Tuesday, January 24, 2012

New View on Racing and Goal Setting

I've "finished" a lot of things these past two years; 3 Half Marathons, 1 Super Sprint Tri, 1 Indoor Tri, 2 Sprint Tri's (one was not USAT sanctioned and I could keep my feet down I was so close to shore, so I only count it as having had the guts to get into the water).  Somehow, I find myself turning a new chapter, looking for the next level of motivation.  Finishing the race doesn't do it for me anymore.  I have that "been there, done that" feeling when I think about "finishing".

I set out early in the fall determined that this would be the year to track my "personal bests" and keep beating myself, and I still intend to do that, but I feel a bit redundant in the goal, since each of the previous event times and statistics have been better than the one prior...

Tonight I pulled out the overall stats from the Tri's that I've been in.  Before I began to review them, I had devised this objective in my mind that I was going to finish 2 of the 3 Sprints I enter this season in the top 10 of my gender/age bracket.  As I began to review the papers in front of me, my heart sank.  My God, the swim legs for the top 10 finishers in the events I've previously entered are so fast, more than two thirds less than my times!  I could probably beat the bike and run times today for each of the my previous Tri events, but the water, the swim, how am I going to knock my time by two thirds just to give myself a shot at the next two legs and a top 10 finish.  How am I going to build that kind of speed?  That means I have to be in the thick of the activity in the water, I have to swim on the inside and wrap around the buoys as tight as I possibly can so I'm not swimming more lake real estate than necessary, I'll be swum over and probably have to swim over others in order to accomplish this time.  I'll be in the wake of the other swimmers, rough water, dark water, all those things that I could not fathom only two short years ago.  I'm not worried about the doing of the distance, I can see the light at the end of that tunnel; I can count the laps at the pool and see that I'm able to get more distance already.  But speed, how am I going to manage that?

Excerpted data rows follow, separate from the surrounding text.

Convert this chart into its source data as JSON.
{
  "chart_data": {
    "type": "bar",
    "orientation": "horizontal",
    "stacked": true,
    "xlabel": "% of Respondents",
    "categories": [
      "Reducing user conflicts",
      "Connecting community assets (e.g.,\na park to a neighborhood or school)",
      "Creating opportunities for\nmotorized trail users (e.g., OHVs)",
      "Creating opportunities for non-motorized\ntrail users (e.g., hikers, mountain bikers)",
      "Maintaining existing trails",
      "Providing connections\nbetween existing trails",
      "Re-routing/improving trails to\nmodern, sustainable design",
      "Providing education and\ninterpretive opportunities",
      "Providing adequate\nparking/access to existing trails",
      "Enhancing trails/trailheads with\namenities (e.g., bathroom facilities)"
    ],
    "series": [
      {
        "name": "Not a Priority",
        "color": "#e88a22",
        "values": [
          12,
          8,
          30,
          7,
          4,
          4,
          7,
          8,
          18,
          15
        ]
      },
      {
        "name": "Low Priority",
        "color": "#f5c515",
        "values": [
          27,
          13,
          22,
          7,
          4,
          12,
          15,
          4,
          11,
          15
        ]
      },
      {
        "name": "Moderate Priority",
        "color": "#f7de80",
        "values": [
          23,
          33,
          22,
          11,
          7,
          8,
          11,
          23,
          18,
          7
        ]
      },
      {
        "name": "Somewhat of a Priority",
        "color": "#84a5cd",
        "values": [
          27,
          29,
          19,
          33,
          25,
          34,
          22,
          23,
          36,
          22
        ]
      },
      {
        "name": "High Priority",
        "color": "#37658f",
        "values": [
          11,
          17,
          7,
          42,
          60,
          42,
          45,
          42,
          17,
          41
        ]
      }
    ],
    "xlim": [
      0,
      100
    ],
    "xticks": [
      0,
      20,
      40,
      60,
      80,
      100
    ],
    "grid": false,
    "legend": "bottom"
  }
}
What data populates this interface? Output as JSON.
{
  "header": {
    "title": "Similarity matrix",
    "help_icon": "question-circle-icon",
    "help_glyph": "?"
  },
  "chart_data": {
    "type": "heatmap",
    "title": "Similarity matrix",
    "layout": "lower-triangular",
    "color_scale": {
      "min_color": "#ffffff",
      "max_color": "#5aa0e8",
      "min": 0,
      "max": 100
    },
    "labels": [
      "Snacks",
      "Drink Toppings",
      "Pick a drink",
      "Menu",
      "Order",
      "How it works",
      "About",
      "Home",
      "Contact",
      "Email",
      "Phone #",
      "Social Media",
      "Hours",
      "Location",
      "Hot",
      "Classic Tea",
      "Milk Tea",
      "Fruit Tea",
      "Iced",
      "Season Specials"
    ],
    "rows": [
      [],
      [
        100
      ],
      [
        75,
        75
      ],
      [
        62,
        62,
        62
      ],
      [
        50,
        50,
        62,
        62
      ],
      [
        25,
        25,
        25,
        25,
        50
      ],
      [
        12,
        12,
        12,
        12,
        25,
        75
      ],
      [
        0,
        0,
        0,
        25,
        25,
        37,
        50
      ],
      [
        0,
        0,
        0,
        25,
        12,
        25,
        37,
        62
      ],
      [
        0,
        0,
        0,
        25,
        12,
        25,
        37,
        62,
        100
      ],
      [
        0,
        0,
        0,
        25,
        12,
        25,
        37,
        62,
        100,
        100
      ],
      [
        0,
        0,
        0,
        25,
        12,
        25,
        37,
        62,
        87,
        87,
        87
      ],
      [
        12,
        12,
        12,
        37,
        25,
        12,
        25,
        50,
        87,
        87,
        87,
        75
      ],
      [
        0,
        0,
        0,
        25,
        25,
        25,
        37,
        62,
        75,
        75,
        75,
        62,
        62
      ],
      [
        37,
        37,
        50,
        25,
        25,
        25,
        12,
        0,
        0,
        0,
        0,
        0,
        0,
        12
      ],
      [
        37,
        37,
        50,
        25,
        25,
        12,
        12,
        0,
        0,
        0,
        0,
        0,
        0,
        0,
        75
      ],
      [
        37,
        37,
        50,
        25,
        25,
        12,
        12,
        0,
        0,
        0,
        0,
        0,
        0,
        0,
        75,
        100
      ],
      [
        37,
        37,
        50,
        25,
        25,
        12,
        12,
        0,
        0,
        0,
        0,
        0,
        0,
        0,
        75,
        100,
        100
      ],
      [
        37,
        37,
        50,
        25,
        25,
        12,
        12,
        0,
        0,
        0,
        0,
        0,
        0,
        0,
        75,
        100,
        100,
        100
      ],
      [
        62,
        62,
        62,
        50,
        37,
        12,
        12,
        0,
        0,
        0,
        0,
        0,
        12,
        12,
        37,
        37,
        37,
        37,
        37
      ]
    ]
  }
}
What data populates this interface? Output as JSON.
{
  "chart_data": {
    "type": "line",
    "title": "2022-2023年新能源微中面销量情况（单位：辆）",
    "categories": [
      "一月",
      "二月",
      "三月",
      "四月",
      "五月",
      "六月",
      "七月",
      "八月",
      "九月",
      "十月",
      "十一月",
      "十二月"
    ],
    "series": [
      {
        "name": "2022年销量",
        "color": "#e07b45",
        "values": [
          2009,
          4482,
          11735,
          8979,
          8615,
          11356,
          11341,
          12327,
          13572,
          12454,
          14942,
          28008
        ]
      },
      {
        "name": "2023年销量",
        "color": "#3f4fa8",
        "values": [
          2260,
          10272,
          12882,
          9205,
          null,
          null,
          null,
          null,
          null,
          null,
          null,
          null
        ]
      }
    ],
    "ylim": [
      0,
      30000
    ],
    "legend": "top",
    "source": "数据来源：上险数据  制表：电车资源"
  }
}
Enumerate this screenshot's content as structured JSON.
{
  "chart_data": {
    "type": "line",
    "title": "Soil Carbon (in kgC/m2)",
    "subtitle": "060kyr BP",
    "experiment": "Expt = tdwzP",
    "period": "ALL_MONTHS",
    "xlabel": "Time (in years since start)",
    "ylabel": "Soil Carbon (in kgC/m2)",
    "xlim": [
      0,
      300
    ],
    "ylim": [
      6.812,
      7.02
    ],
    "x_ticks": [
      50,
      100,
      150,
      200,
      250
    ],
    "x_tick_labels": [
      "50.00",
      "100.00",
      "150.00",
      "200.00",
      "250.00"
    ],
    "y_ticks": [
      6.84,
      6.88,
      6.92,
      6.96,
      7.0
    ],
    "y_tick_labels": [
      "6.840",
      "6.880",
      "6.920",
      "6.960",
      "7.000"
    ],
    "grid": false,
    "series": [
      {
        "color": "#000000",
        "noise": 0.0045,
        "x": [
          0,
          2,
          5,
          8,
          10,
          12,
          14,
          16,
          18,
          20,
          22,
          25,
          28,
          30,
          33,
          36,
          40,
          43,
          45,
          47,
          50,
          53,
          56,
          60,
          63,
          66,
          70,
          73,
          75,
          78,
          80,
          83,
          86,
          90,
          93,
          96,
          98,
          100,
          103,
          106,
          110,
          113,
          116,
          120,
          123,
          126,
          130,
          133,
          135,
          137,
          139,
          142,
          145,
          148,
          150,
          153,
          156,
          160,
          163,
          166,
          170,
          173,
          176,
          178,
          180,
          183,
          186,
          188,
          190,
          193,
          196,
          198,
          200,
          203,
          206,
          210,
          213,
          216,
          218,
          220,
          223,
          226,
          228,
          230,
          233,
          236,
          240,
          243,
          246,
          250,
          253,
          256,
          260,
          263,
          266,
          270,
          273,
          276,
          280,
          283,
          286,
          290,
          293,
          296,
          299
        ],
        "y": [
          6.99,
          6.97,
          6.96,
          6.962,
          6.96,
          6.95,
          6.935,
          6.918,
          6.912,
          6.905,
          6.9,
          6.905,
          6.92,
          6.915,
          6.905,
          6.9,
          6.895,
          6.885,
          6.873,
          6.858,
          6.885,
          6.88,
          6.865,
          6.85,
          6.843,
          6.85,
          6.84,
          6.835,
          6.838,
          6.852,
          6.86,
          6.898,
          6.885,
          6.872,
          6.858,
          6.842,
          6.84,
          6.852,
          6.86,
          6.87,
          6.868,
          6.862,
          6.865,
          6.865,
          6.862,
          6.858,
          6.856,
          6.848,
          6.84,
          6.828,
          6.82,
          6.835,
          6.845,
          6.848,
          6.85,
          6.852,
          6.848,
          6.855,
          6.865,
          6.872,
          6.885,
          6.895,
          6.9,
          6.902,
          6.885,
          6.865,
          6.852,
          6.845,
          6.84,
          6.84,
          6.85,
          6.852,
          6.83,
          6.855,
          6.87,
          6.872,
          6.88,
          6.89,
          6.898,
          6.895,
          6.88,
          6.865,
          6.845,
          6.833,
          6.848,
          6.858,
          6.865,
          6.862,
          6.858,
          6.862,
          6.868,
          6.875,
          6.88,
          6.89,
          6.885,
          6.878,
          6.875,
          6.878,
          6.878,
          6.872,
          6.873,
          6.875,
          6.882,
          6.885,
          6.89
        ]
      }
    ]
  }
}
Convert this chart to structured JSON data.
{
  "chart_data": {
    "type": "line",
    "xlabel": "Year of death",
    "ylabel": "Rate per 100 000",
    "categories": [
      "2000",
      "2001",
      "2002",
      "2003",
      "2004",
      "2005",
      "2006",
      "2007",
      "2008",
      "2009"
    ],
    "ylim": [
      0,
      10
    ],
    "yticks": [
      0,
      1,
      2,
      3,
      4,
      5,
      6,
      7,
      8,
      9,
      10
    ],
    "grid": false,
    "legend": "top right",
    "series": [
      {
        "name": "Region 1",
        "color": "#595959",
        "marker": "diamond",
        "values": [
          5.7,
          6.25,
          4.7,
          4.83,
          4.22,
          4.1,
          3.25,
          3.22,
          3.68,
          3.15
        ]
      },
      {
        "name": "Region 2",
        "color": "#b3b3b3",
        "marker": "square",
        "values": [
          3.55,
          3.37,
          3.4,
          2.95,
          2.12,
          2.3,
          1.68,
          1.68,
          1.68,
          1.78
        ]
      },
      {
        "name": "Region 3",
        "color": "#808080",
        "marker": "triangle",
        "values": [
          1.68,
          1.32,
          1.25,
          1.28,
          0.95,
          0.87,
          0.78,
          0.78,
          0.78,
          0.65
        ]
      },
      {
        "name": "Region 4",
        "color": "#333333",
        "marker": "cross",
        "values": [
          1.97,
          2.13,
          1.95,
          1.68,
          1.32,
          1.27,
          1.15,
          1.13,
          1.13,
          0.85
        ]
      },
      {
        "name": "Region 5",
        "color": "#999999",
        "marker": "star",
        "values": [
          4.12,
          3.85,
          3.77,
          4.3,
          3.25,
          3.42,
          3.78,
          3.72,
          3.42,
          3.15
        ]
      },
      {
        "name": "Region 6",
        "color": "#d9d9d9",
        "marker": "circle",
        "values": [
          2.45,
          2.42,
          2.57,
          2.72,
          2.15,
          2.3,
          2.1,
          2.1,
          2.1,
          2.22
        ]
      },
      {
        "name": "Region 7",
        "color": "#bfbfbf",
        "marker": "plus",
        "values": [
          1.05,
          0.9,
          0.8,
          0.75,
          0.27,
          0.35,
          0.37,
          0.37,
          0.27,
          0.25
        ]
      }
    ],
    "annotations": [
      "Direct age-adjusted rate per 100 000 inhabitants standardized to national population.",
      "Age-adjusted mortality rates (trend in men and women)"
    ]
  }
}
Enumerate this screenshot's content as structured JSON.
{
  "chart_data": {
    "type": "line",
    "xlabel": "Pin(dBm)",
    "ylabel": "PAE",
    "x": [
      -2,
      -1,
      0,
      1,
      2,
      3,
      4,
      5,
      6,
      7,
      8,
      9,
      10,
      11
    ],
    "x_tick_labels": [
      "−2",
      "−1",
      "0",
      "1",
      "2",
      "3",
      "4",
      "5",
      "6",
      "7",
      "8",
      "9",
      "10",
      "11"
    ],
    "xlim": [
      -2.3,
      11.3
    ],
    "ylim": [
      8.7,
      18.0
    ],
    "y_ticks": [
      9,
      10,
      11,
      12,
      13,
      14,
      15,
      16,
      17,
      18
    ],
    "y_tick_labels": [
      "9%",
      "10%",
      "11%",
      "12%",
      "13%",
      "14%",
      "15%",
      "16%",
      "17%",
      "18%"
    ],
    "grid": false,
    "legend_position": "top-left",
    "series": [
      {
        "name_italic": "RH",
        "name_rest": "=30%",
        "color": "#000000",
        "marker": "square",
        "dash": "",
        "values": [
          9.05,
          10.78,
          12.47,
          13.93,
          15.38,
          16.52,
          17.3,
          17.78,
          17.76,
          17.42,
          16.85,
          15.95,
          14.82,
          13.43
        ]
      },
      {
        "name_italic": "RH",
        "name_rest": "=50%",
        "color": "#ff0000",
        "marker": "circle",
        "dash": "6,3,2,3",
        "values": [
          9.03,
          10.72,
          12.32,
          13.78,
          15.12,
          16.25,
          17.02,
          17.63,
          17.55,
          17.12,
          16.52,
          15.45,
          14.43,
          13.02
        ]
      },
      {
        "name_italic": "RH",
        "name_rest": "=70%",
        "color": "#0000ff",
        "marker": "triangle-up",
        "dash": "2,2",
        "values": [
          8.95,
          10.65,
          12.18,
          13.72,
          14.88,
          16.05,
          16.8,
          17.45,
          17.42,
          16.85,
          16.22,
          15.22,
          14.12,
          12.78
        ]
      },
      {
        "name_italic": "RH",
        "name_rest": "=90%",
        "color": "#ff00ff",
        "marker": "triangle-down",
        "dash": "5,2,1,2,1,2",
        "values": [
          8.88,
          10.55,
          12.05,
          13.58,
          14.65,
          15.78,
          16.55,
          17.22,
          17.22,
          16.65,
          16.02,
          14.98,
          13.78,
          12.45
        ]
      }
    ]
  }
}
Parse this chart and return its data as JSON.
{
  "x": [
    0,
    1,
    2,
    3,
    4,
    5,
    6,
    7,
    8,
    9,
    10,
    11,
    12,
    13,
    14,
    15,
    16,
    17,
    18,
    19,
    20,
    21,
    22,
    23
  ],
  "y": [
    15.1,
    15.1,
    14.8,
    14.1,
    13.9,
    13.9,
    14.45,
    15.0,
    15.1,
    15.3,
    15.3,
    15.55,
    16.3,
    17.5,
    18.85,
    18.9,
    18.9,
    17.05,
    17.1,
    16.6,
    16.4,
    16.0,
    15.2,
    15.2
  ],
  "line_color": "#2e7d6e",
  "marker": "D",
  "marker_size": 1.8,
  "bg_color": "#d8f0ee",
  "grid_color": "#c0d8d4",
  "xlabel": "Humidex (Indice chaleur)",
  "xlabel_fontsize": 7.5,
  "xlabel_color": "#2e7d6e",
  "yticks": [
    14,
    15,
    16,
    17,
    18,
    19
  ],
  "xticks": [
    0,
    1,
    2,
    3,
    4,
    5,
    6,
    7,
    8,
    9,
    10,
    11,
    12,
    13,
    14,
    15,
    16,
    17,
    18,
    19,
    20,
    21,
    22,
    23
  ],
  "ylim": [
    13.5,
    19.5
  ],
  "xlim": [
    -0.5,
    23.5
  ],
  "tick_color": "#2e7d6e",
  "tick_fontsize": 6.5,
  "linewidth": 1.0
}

The question of speed kept floating around my head as I studied my records, "how am I going to pull this off, to get my swim leg done in under 10 minutes on a Sprint?  What kind of training do I have to put in?"  Finally I turned the question around to "How will I best accomplish this goal?"  Maybe now that I'm not trying to justify the insanity of my goal anymore I'll be able to follow the path to accomplishing it.

1 comment:

  1. I don't have an answer, but an ad slogan came to mind when I read this because I know you will do it :)

    It doesn't actually get easier, you just keep getting better.